In this work, 0.7BaTiO3-0.3Sr0.2Bi0.7TiO3 (0.7BT-0.3SBT) ceramics with 0.15 mol% various rare-earth oxides doped are designed and synthesized by the conventional solid-state route. All prepared samples exhibited a single perovskite phase and dense microstructure with fine grain size (0.2-0.5 mu m) after sintering at 1180 degrees C. Especially, the Gd-doped 0.7BT-0.3SBT ceramics exhibited excellent energy storage performances; the corresponding recoverable energy density and efficiency were 3.2 J/cm3 and 91.5% under an electric field of 330 kV/cm, respectively.

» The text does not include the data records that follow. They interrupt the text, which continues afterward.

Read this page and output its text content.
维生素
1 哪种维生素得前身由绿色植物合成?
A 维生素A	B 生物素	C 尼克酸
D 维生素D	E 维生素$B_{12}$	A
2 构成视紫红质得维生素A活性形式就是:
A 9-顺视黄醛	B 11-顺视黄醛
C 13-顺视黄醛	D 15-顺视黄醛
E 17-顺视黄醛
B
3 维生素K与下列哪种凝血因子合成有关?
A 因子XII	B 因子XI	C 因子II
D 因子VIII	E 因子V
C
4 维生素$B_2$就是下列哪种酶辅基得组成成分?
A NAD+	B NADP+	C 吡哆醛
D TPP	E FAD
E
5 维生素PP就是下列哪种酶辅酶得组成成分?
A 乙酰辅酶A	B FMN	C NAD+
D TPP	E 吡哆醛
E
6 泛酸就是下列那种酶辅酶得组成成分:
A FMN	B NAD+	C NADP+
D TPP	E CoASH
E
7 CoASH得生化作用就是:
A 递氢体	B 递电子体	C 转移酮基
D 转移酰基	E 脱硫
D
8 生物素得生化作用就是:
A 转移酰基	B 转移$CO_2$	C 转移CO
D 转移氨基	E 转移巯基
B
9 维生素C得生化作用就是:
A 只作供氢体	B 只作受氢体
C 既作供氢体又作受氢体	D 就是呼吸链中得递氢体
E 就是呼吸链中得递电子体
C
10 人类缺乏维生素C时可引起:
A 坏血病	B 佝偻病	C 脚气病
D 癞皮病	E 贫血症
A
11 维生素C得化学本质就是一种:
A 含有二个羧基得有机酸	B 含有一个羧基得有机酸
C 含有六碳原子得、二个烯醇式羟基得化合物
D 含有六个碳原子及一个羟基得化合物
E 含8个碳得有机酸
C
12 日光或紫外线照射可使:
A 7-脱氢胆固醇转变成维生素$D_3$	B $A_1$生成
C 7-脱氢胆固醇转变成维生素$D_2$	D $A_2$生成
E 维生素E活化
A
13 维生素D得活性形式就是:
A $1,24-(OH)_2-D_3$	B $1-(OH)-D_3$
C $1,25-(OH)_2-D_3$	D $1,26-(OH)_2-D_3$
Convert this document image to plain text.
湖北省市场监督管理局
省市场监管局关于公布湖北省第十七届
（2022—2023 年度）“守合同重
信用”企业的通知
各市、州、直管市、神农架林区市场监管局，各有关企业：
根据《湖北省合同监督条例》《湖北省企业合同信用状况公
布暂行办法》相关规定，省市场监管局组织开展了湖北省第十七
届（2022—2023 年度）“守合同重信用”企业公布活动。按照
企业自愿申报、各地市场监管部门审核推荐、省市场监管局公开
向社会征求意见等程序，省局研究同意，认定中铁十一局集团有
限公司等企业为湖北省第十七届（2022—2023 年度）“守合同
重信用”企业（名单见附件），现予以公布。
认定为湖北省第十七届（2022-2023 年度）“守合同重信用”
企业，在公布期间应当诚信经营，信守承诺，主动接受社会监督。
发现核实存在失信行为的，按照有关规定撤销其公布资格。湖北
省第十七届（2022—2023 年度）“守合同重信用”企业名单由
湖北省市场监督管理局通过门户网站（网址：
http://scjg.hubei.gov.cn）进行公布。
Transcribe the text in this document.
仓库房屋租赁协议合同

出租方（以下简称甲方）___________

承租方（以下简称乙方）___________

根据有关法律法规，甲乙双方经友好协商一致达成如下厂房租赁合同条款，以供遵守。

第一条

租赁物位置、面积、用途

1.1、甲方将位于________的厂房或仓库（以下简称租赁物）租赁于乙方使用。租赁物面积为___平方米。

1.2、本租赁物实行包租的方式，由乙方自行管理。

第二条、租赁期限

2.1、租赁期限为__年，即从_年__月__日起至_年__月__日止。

Meanwhile, doping with Gd caused the BT-based ceramics to possess excellent temperature (30-150 degrees C) and outstanding frequency stabilities (10-1000 Hz). Moreover, the pulsed charge-discharge experiments revealed that a high power density of 59 MW/cm3 and a fast discharge speed of 110 ns with outstanding temperature stability could be synchronously obtained in the Gd-doped composition. All these features are attractive for pulsed power applications.

Automated summary

In this study, 0.7BaTiO3-0.3Sr0.2Bi0.7TiO3 (0.7BT-0.3SBT) ceramics with various rare-earth oxides doping were synthesized by the solid-state route. The Gd-doped 0.7BT-0.3SBT ceramics showed excellent energy storage performances, temperature stability, and frequency stability, making them attractive for pulsed power applications.